Beyond The Pronouncement



In a 2018 interview, Jericho Brown expresses concern that poets are prioritizing their political message rather using the form to surprise themselves:
No matter the race of the poet, I’m much more interested in a poem that is like the life we live. I want the poem that is like, “I saw that people got shot at the synagogue today, and I had a sandwich, and I miss my daughter.” And in actuality, that’s what a day in our life looks like, and the poem has to carry the tones of all those emotions. Sometimes I think that poems lately are interested at the outset in settling on an emotion, as opposed to gradually discovering several tones and seeing if those tones might accumulate into a single poem.

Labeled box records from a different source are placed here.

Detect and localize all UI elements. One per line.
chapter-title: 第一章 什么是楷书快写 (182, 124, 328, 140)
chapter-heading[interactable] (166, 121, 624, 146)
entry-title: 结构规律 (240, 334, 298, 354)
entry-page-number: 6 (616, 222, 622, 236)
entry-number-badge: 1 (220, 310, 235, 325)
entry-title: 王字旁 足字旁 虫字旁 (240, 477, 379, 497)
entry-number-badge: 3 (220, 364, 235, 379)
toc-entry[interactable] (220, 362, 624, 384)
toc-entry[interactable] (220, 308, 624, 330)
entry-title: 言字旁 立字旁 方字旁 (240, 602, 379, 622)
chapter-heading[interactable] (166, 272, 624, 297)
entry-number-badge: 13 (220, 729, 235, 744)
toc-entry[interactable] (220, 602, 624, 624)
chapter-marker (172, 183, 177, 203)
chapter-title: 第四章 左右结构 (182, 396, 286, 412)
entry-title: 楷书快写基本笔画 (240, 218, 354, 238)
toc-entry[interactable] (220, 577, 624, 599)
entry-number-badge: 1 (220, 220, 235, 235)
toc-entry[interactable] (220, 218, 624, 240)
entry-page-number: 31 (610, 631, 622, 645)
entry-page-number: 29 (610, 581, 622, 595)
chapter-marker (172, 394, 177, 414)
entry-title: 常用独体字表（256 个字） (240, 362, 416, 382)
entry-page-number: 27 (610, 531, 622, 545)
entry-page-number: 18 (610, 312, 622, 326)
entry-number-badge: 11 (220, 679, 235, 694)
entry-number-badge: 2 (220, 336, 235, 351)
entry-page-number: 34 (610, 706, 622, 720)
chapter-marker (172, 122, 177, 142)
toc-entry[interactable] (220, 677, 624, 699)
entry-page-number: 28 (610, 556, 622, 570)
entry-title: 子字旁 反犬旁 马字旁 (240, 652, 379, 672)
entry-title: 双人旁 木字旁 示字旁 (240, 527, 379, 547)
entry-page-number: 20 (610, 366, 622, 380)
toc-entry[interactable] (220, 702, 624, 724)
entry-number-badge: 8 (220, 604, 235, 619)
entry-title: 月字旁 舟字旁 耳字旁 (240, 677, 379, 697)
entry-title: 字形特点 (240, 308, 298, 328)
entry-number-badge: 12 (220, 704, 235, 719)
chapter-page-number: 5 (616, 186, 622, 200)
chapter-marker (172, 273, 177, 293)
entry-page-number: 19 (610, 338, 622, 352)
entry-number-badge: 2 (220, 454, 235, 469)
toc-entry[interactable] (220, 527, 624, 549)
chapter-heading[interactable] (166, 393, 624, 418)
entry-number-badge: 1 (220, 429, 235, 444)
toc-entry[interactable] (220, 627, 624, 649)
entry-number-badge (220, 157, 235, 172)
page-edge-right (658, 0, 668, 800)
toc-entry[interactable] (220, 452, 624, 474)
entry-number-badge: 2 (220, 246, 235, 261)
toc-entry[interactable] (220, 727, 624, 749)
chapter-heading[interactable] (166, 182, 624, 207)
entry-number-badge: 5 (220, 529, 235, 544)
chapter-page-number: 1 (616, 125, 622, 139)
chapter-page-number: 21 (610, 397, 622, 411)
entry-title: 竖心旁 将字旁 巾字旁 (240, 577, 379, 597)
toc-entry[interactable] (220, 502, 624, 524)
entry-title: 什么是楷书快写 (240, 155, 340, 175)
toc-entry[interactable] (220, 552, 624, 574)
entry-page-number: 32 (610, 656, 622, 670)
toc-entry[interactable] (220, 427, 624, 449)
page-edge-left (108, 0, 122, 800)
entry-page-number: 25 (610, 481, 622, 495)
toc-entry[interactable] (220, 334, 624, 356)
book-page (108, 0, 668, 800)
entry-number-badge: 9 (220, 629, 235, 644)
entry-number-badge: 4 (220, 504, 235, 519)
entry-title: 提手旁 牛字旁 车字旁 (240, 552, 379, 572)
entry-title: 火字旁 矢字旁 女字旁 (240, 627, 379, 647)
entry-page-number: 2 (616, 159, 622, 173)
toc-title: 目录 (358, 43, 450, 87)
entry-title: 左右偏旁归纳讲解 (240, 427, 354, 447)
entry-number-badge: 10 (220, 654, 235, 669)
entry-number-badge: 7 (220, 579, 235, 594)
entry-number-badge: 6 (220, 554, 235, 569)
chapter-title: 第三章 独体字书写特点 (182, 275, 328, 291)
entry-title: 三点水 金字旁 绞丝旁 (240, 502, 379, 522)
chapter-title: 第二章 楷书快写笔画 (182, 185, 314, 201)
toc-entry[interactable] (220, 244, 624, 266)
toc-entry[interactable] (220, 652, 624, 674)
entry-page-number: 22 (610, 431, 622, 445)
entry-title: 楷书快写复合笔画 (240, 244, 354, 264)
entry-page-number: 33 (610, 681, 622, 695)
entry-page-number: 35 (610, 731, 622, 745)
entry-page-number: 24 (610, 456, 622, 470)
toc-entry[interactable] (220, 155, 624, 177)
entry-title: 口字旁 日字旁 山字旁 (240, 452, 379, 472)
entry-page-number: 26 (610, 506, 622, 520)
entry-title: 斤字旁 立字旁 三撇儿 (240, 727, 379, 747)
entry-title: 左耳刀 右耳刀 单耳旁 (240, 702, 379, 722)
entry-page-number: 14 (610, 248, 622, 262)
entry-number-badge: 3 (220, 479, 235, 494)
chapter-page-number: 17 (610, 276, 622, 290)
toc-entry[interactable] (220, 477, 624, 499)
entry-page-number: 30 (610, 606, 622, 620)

But I also think that part of this has to do with the fact that I am directing a creative writing program and that I am teaching and that I am teaching much more intensely than I’ve ever taught before, so I’ve been thinking about pedagogy a lot differently. I think one of the troubles of being a younger writer, of being someone who wants to write poetry, is that you put the cart before the horse. You put the ideas that you want to get to, or that you think you want to get to, before your language. If you put language first, then you can discover your ideas. But if you are thinking about your ideas, then you’re going to be at the mercy of the language you already know instead of one that you can figure out. And so maybe what I’m seeing in the writing of my students I’m ascribing to contemporary poetry at large. But I also do feel like I’ve read a ton of books in the last couple of years, and there’s a lot of knowns that I see coming through in the poetry, as opposed to unknowns that the poems discover.
He continues:
I do want poets to feel empowered to announce politically, but I also want them to go beyond the pronouncement. What happens at the beginning of your poem has to—because it’s a poem—be transformed by the end of your poem. So if the triggering moment for the beginning of your poem is a known political moment, I am fine with that, that’s great. But as I’m reading, I expect it to change because that was just the trigger. So I’m let down if everything is only some form of outside political thing or even inside political thing. I want the world in the poem to expand. I want the world in the poem to change. At least I want that for my poems. If I start with my mom, then I might end with the police. If I start with the police, then I might end with my lover. But if I start with the police, I don’t imagine I’m done with my poem if I’m still talking about the police.